# Uprated Injectors



## Lurch (Sep 27, 2004)

The size to go for if i turbo is 370CC isn't it...??

Also do i need a custom rail or will they fit straight into mine...

and which other nissan models do these come from...??

SR20DET??

Cheers


----------



## psuLemon (Apr 23, 2003)

you dont need to upgrade your injectors unless you are goin turbo, but they will fit in your stock fuel rail, but it would be suggested for JWT to reprogram your ecu to get the proper air/fuel ratios, but its not worth it unless you turbo you car


----------



## wes (Apr 30, 2002)

I realize your questions was answered but it's a good idea to put threads like this in the turbo forum given that this upgrade and post revolves around a turbo setup...


----------



## Lurch (Sep 27, 2004)

ok fella...sorry about that...wasn't sure where to put it really...

well part of my Q. was answered...

I stated that it was going to be for a turbo setup so thats why i was asking about the upgrade...

but where can i get them from...i need to know what cars do them so i can goto nissan and ask them for 370CC injectors for a....

cheers


----------



## wes (Apr 30, 2002)

Lurch said:


> ok fella...sorry about that...wasn't sure where to put it really...
> 
> well part of my Q. was answered...
> 
> ...


 Is there a reason you want to buy them new? There are a million and one sets avail. used... 

And this subject has been covered before, you should do some research on parts required for a turbo and where to source them from as you will leanr a lot and save yourself $$$


----------



## Lurch (Sep 27, 2004)

wes said:


> Is there a reason you want to buy them new? There are a million and one sets avail. used...
> 
> And this subject has been covered before, you should do some research on parts required for a turbo and where to source them from as you will leanr a lot and save yourself $$$


aye mate...i try to do my research...but you'll find that i'm from the UK not from the US...i dont' have all the different cars you have out there...and the million and one injectors you might have floating around the US isn't exactly floating around the UK

SR20DET's aren't the most common thing on our roads! 

I'll rephrase the question above...go into nissan or a local scrappys and ask them if they have a certain car....


----------



## Lurch (Sep 27, 2004)

don't worry...found some...

cheers


----------



## wes (Apr 30, 2002)

I was just going to say you have it easier over there as the SR20DET has them and it came in many cars. 200SX and many others.

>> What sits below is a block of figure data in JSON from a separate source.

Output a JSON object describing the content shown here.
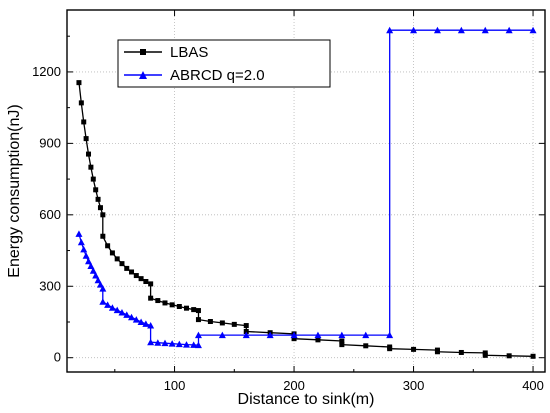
{
  "chart_data": {
    "type": "line",
    "xlabel": "Distance to sink(m)",
    "ylabel": "Energy consumption(nJ)",
    "xlim": [
      10,
      410
    ],
    "ylim": [
      -60,
      1460
    ],
    "xticks": [
      100,
      200,
      300,
      400
    ],
    "yticks": [
      0,
      300,
      600,
      900,
      1200
    ],
    "grid": true,
    "legend_position": "top-left",
    "series": [
      {
        "name": "LBAS",
        "color": "#000000",
        "marker": "square",
        "points": [
          [
            20,
            1155
          ],
          [
            22,
            1070
          ],
          [
            24,
            990
          ],
          [
            26,
            920
          ],
          [
            28,
            855
          ],
          [
            30,
            800
          ],
          [
            32,
            750
          ],
          [
            34,
            705
          ],
          [
            36,
            665
          ],
          [
            38,
            630
          ],
          [
            40,
            600
          ],
          [
            40,
            510
          ],
          [
            44,
            470
          ],
          [
            48,
            440
          ],
          [
            52,
            415
          ],
          [
            56,
            395
          ],
          [
            60,
            375
          ],
          [
            64,
            360
          ],
          [
            68,
            345
          ],
          [
            72,
            332
          ],
          [
            76,
            320
          ],
          [
            80,
            310
          ],
          [
            80,
            250
          ],
          [
            86,
            240
          ],
          [
            92,
            230
          ],
          [
            98,
            222
          ],
          [
            104,
            215
          ],
          [
            110,
            208
          ],
          [
            116,
            202
          ],
          [
            120,
            198
          ],
          [
            120,
            160
          ],
          [
            130,
            152
          ],
          [
            140,
            146
          ],
          [
            150,
            140
          ],
          [
            160,
            135
          ],
          [
            160,
            110
          ],
          [
            180,
            105
          ],
          [
            200,
            100
          ],
          [
            200,
            80
          ],
          [
            220,
            75
          ],
          [
            240,
            70
          ],
          [
            240,
            55
          ],
          [
            260,
            50
          ],
          [
            280,
            45
          ],
          [
            280,
            38
          ],
          [
            300,
            35
          ],
          [
            320,
            32
          ],
          [
            320,
            25
          ],
          [
            340,
            22
          ],
          [
            360,
            20
          ],
          [
            360,
            10
          ],
          [
            380,
            8
          ],
          [
            400,
            6
          ]
        ]
      },
      {
        "name": "ABRCD q=2.0",
        "color": "#0000ff",
        "marker": "triangle",
        "points": [
          [
            20,
            520
          ],
          [
            22,
            485
          ],
          [
            24,
            455
          ],
          [
            26,
            428
          ],
          [
            28,
            405
          ],
          [
            30,
            385
          ],
          [
            32,
            365
          ],
          [
            34,
            345
          ],
          [
            36,
            325
          ],
          [
            38,
            307
          ],
          [
            40,
            290
          ],
          [
            40,
            235
          ],
          [
            44,
            222
          ],
          [
            48,
            210
          ],
          [
            52,
            200
          ],
          [
            56,
            190
          ],
          [
            60,
            180
          ],
          [
            64,
            170
          ],
          [
            68,
            160
          ],
          [
            72,
            150
          ],
          [
            76,
            142
          ],
          [
            80,
            135
          ],
          [
            80,
            65
          ],
          [
            86,
            63
          ],
          [
            92,
            61
          ],
          [
            98,
            59
          ],
          [
            104,
            57
          ],
          [
            110,
            55
          ],
          [
            116,
            54
          ],
          [
            120,
            53
          ],
          [
            120,
            95
          ],
          [
            140,
            95
          ],
          [
            160,
            95
          ],
          [
            180,
            95
          ],
          [
            200,
            95
          ],
          [
            220,
            95
          ],
          [
            240,
            95
          ],
          [
            260,
            95
          ],
          [
            280,
            95
          ],
          [
            280,
            1375
          ],
          [
            300,
            1375
          ],
          [
            320,
            1375
          ],
          [
            340,
            1375
          ],
          [
            360,
            1375
          ],
          [
            380,
            1375
          ],
          [
            400,
            1375
          ]
        ]
      }
    ]
  }
}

There is not a single car in the united states that had an SR20DET from the factory which is the most common source of these parts.... 

Good luck.


----------



## INX2C (May 31, 2003)

Lurch said:


> but where can i get them from...i need to know what cars do them so i can goto nissan and ask them for 370CC injectors for a....
> cheers


Purple - 370cc Side-feed injector:

Nissan part number 16600-21U01 ( about $100 each, at www.nissanparts.cc)

They come on: RB25DET, SR20DET engines

Also on Infinity Q45, IIRC


----------



## nizzan4u2nv (Apr 14, 2004)

What is your projected turbo setup? Are 370s going to be enough? 370s are maxed out on an sr at about 300whp on 4bar fuel pressure. :cheers:


----------